No that's not the issue. That's a made up issue. There isn't a double standard because one market is competitive and the other is protected. You may be having a hard time seeing this because of your ideology for free markets biases things.

VZ grosses $88B a year and has little w/respect to barriers to entry towards building a data center capable of search. MSFT and Yahoo's response to GOOG shows it can be done. There are others (try askjolene for porn.)

VZ has chosen not to enter probably because it's truly a competitive market with no switching costs and they are a culture and business which relies on protected markets. The best GOOG can do w/respect to access networks is put up a very small and insignificant network in Mountainview and promise to do the same thing in SF.

So there is no double standard unless one lives in hypothetical and idealized world of "free markets" or is a mouthpiece for the incumbents. Sorry to be so blunt but that's how I see it.

PS. Doesn't mean I believe net neutrality advocates are helping anything either.
milliman 12/5/2012 | 3:11:39 PM
re: Google, Skype Argue for Net Neutrality I hear much emotion and several analogies when it comes to Net Neutrality from both sides, but what is missing is always specifics. In panels such as the one at VON, the exact implementation of Net Neutrality is never discussed. What are the details of this special on-ramp, tube, or pipe as they are referred to? I cannot find any implementation discussed by AT&T, Verizon, cableco, or any of the net neutrality web sites other than mine (http://blog.inphotonicsresearc...). Likewise, I do not hear the proponents of Net Neutrality providing specifics other than equal access for all packets. What does that mean?

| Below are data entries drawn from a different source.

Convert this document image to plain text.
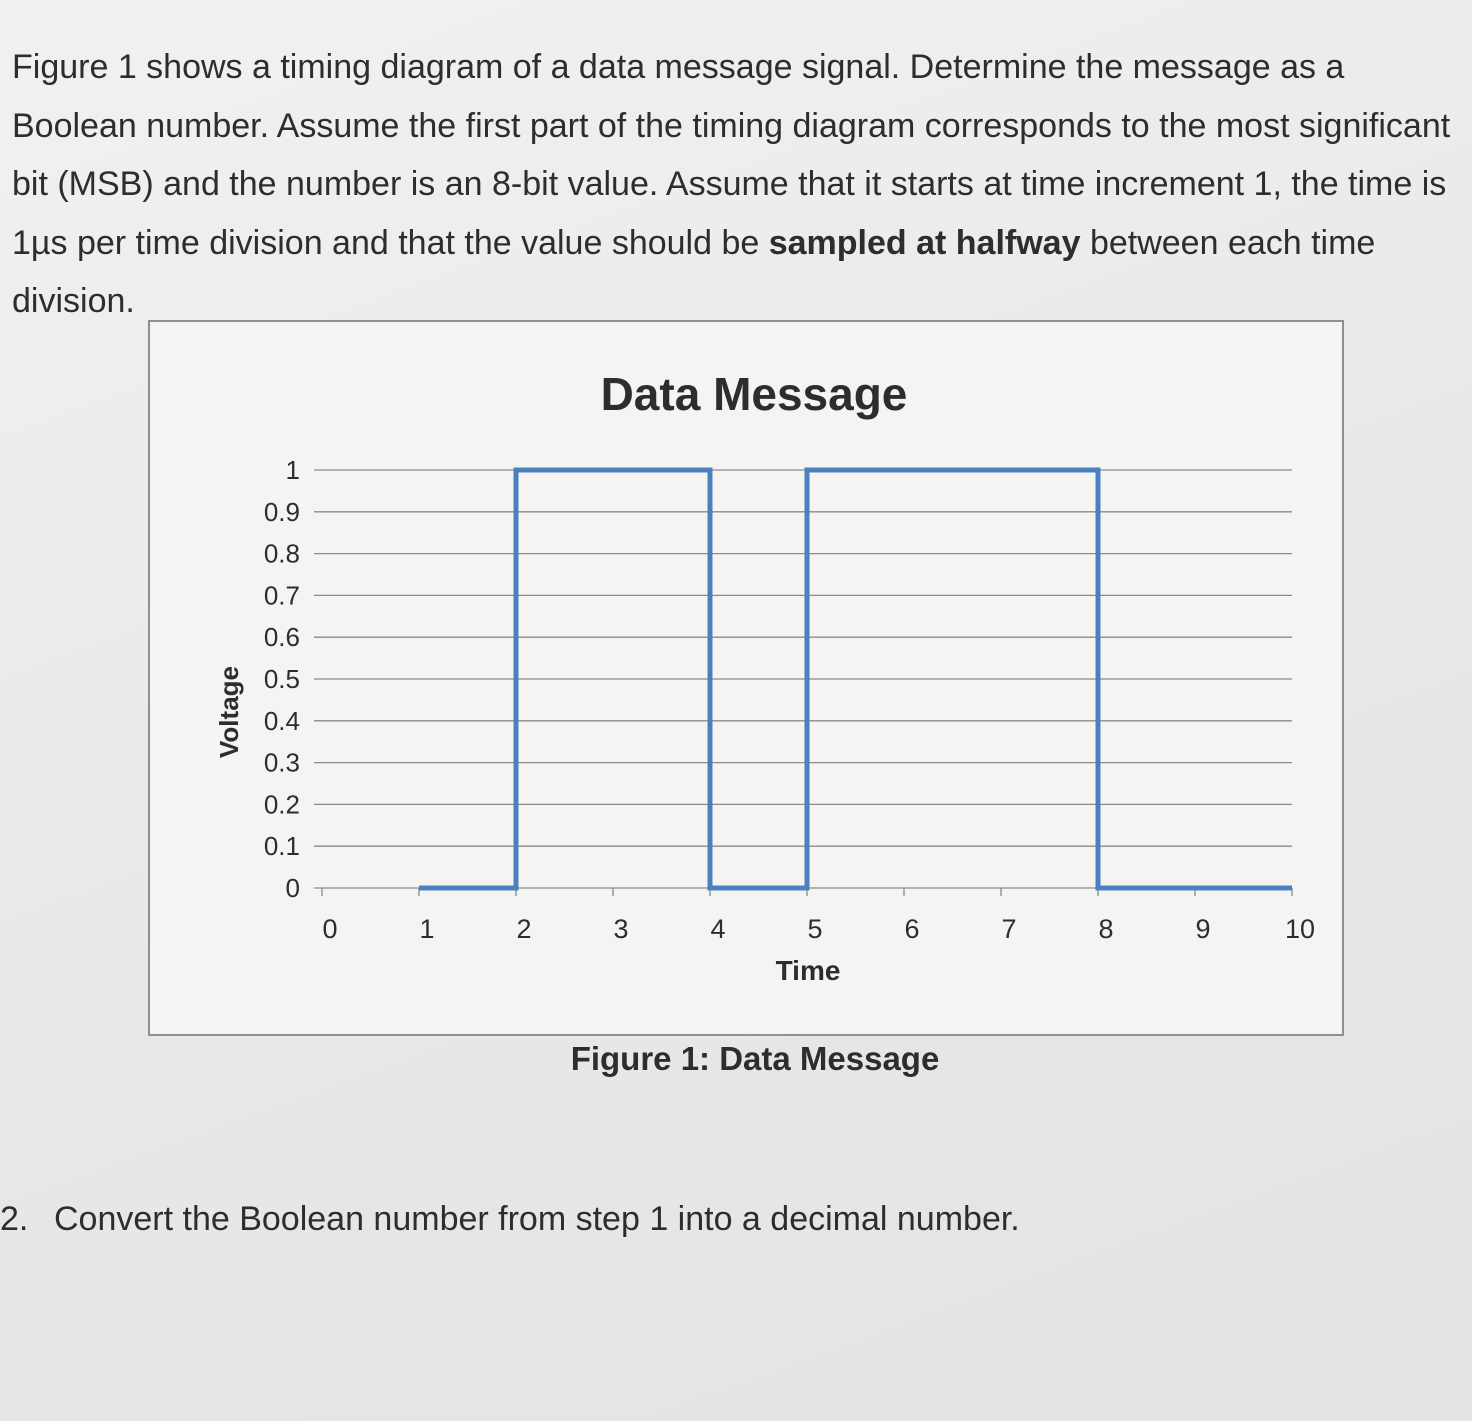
Figure 1 shows a timing diagram of a data message signal. Determine the message as a Boolean number. Assume the first part of the timing diagram corresponds to the most significant bit (MSB) and the number is an 8-bit value. Assume that it starts at time increment 1, the time is 1µs per time division and that the value should be sampled at halfway between each time division.

Data Message
0
0.1
0.2
0.3
0.4
0.5
0.6
0.7
0.8
0.9
1
0	1	2	3	4	5	6	7	8	9	10
Voltage
Time
Figure 1: Data Message
2. Convert the Boolean number from step 1 into a decimal number.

How can we have an intelligent discussion on net neutrality without any definition what these vague terms like net neutrality, on-ramp, walled gardens, and tiered Internet mean? Without a common understanding of the technical issues, our discussions are pointless and legislation futile. We will end up with something we don't want or expect.

Mark
milliman 12/5/2012 | 3:11:38 PM
re: Google, Skype Argue for Net Neutrality You guys are getting off topic here. Google and Verizon are in different businesses and why should they get into each other's business? Google is an advertising company utilizing technology and communications services provided by many different service providers. RJ, are you advocating that Wal-Mart build their own Internet?

Mark
rjmcmahon 12/5/2012 | 3:11:38 PM
re: Google, Skype Argue for Net Neutrality when you have built your competitive data center, next to the power station of your choice, in the state of your choice, and you have raised the money to cover the operational expenses as well, come back and lecture us about the low barriers of entry to search.

Mark, this is a poor argument. So if I don't build a supermarket, flower shop, or retail bike store that means the market isn't competitive?

Did you remember the mania during the bubble where capital flowed easily? Lots towards portals, search, etc. but little towards modern access networks (unless one counts HFC). I've talked to a few captains of industry overseeing billions in investment capital and their answer was that they won't invest in access because the duopoly doesn't want competition. They are no dummies.

Sorry to slap a label but that's how I percieve it when you say anybody can build a viable access network. I'd be glad to be proved wrong. Find me one group investing the $1B required for a viable set of fiber access networks.